How Long Do They Last?
Hard inquiries stay on your report for 2 years. But FICO only factors them into your score for the first 12 months. After that, they still appear on your report but are invisible to scoring calculations.
Why It Matters for Credit Repair
Unauthorized hard inquiries are a legitimate dispute target. Under the FCRA, a creditor can only access your credit report if you authorized it or if they have another permissible purpose (like reviewing an existing account or a pre-screening for firm offers of credit). If an inquiry appears that you don't recognize — especially if it might be linked to identity theft or a company that pulled your report without your authorization — you have the right to dispute it.
The process: identify the inquiry on your report, contact the creditor directly to ask when and why they pulled your report, and if they can't establish your authorization, dispute it with the bureau citing FCRA Section 604 (permissible purpose requirements).
What Most People Get Wrong
- Myth: Checking your own credit hurts your score. Checking your own credit is always a soft inquiry. It has zero impact on your score. Do it as often as you want.
- Myth: Multiple inquiries always hurt significantly. One or two inquiries have minimal impact. The concern is a pattern of many applications in a short period, which signals financial stress to lenders.

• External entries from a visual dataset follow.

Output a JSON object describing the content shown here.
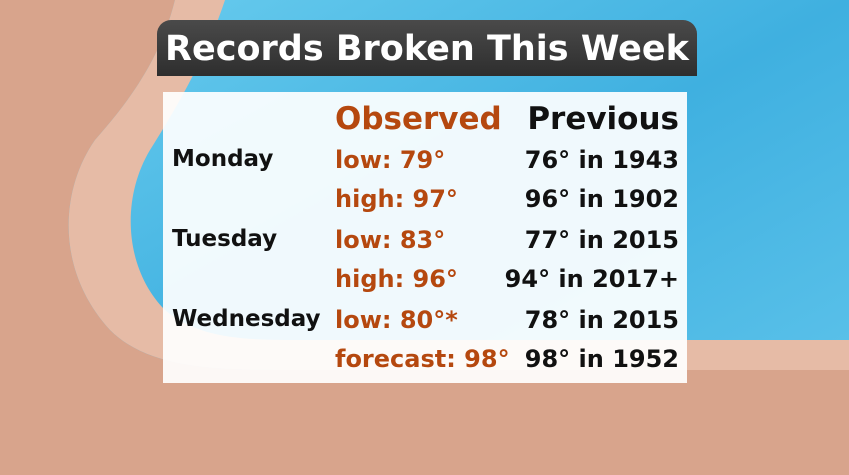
{
  "title": "Records Broken This Week",
  "table": {
    "headers": {
      "observed": "Observed",
      "previous": "Previous"
    },
    "rows": [
      {
        "day": "Monday",
        "observed": "low: 79°",
        "previous": "76° in 1943"
      },
      {
        "observed": "high: 97°",
        "previous": "96° in 1902"
      },
      {
        "day": "Tuesday",
        "observed": "low: 83°",
        "previous": "77° in 2015"
      },
      {
        "observed": "high: 96°",
        "previous": "94° in 2017+"
      },
      {
        "day": "Wednesday",
        "observed": "low: 80°*",
        "previous": "78° in 2015"
      },
      {
        "observed": "forecast: 98°",
        "previous": "98° in 1952"
      }
    ]
  }
}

- Myth: You can't dispute hard inquiries. You absolutely can dispute unauthorized ones. What you can't dispute is a legitimate hard pull you actually authorized — even if you then decided not to take the credit.
Jess's Take
people stress about inquiries way more than they should. a single hard pull is almost nothing. what actually moves the needle is payment history and balances. that said — if you see inquiries you don't recognize, dispute them. unauthorized pulls are an FCRA violation and they come off.